¿Cómo olvidar las ilustraciones de los Cuentos de Polidoro? Imposible. Pero no todos los libros infantiles tienen la misma suerte, algunos cargan con dibujos que apresuran desenlaces, disuaden anhelos y son definitivamente dibujos para el olvido. Lejos de esa prisa, y en un continuo inescrutable que reconstruye la ilusión, hay otros libros cuyas ilustraciones se disfrazan con colores, recuperan la pintura y exaltan texturas imaginarias y esponjosas. Son un idioma, una lengua, un poema. Quienes celebran esa prosa dibujada lloraron un sábado de noviembre de 2019 a Esperanza Vallejo, una de las primeras ilustradoras de la nueva narrativa infantil colombiana.
Esperanza nació en Bogotá y murió en Villa de Leyva, estudió pintura, grabado y litografía en la Universidad Nacional de Colombia y fue docente casi toda su vida: “la ilustradora de La edad de oro de José Martí nos enseñó a desarrollar un estilo en libertad” dijeron sus alumnos en la despedida. En Las diversiones (1986), un libro donde las únicas palabras que aparecen son los dibujos de Esperanza, abre el juego a las composiciones de color disonante que tan bien combinan con la diversidad emocional. En Yo, Mónica y el monstruo (con texto de Antonio Orlando Rodríguez, 1994), los colores de Esperanza, como un batido de Alexander Theroux, tiñen los sinsabores cotidianos de los personajes sin edulcorantes.
En sus libros brillan pedazos de hojas de diarios, plumas, flores, grabados, pentagramas, estampillas con perlas, pinceladas de óleo, fotos de familia, metales irregulares y lavas coloridas que montan un escenario del que no dan ganas de bajarse. Ya lo sabemos, los colores se mezclan, ¿no hay una maraña azul en las hojas verdes del laurel?, claro que hay. Sus referencias al art nouveau, al arte kitsch y al pop art cruzan artificios surrealistas que abren los párpados lectores en pliegues inimaginables.

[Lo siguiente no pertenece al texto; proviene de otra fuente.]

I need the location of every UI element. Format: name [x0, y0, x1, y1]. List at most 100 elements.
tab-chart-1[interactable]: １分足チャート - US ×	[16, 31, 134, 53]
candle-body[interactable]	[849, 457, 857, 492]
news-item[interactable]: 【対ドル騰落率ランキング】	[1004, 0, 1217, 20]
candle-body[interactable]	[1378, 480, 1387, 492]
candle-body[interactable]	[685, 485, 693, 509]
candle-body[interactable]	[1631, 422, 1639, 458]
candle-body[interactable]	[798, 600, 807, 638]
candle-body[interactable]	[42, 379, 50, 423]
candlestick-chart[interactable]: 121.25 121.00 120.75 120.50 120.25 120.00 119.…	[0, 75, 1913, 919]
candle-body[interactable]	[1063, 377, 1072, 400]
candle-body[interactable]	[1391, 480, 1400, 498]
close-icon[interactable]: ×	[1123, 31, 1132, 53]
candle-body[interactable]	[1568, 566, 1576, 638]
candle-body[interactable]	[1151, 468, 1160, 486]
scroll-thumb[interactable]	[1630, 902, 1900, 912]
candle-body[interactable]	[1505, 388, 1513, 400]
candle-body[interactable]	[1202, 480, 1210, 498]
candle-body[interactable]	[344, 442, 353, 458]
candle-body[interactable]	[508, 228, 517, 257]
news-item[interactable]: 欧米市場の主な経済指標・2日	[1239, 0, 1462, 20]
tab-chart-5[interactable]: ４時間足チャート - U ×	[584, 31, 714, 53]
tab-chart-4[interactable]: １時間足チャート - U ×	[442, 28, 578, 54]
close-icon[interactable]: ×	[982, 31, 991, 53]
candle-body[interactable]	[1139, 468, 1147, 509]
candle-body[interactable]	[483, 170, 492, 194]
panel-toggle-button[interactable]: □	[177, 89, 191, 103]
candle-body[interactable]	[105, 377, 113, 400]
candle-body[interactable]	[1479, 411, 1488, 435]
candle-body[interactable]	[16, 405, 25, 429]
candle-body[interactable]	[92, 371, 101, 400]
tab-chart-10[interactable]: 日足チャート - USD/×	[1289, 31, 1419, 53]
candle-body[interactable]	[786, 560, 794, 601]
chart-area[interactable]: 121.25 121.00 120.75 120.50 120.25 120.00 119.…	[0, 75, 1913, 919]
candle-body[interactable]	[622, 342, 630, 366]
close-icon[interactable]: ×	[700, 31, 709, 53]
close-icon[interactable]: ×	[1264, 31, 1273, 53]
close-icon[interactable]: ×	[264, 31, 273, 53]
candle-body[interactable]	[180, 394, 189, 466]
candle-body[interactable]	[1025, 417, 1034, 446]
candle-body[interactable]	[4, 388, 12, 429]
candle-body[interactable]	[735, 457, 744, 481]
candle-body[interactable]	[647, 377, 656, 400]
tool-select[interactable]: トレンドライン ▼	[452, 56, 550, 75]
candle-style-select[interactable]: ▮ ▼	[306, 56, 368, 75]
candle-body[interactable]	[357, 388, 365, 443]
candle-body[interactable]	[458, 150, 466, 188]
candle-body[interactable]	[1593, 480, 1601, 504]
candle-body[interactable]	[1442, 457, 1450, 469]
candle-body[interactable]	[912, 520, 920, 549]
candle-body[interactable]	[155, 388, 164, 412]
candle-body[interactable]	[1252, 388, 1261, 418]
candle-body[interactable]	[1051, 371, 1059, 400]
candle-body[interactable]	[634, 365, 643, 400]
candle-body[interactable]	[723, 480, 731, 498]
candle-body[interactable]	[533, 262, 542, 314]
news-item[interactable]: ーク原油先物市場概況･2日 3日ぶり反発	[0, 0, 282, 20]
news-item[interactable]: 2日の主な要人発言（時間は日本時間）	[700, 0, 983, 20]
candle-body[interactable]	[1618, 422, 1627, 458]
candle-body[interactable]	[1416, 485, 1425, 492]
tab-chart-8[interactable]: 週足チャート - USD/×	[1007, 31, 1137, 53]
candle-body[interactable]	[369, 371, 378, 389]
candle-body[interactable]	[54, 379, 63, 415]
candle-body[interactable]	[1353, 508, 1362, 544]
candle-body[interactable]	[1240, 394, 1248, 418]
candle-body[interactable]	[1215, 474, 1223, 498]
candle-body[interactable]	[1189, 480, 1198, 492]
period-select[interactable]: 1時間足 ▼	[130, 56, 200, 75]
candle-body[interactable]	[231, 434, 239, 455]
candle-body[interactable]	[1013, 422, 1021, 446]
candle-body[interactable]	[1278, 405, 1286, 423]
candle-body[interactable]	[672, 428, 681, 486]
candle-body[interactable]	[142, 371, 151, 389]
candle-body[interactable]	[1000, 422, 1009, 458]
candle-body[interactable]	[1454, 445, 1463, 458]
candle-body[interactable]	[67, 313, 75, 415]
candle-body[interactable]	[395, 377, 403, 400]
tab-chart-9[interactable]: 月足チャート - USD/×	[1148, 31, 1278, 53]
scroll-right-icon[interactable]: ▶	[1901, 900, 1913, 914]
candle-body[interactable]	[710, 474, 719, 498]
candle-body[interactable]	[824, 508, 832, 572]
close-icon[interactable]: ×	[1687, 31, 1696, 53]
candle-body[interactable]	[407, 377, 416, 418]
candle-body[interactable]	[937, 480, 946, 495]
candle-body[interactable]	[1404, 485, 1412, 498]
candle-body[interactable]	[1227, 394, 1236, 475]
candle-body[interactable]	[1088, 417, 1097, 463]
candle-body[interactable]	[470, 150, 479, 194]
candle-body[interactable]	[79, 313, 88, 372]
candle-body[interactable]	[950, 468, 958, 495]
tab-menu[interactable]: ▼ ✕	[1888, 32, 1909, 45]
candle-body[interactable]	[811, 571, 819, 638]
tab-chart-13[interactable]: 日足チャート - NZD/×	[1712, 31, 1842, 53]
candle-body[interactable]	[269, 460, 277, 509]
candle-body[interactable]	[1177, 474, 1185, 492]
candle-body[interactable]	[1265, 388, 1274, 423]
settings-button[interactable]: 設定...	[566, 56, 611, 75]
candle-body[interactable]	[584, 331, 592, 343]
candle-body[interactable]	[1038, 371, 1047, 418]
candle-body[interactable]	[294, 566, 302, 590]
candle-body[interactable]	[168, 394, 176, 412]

Un impacto Varo en los colores elegidos, un agasajo policromático que rastrea niñez de cofres donde se esconden el mar, la selva, el cielo y la anatomía.
Existe un texto que solo la ilustración escribe, Esperanza Vallejo confirma esa sentencia en cada sinuosa línea que diseña. En sus libros las palabras escritas con letras no se perturban ante las suyas, se ponen de acuerdo. “Ella va por la vida recogiendo trocitos de imágenes (…) y así se la pasa, muerta de la risa, reordenando el mundo, mezclando lo que a nadie, con dos dedos de frente, se le ocurriría mezclar. Es un peligro público, una amenaza para los que se creen aquel cuento de cada cosa en su lugar y un lugar para cada cosa” (Yolanda Reyes).
Desperdigados sobre la tierra y en todas las direcciones posibles, los materiales que Esperanza atesoró encuentran en sus libros una impetuosa armonía rítmica, un alboroto colorido que mezcla estaciones, una primavera de invierno. Cuando los límites establecidos se pierden -los borran la mezcla de texturas y el bienvenido colorinche-, los dibujos de Esperanza saltan de la página (como los de Kate Greenaway que se convirtieron en tazas de té y azulejos) para transformarse en las líneas salvadoras que dibujarán los sueños de la noche y también los otros.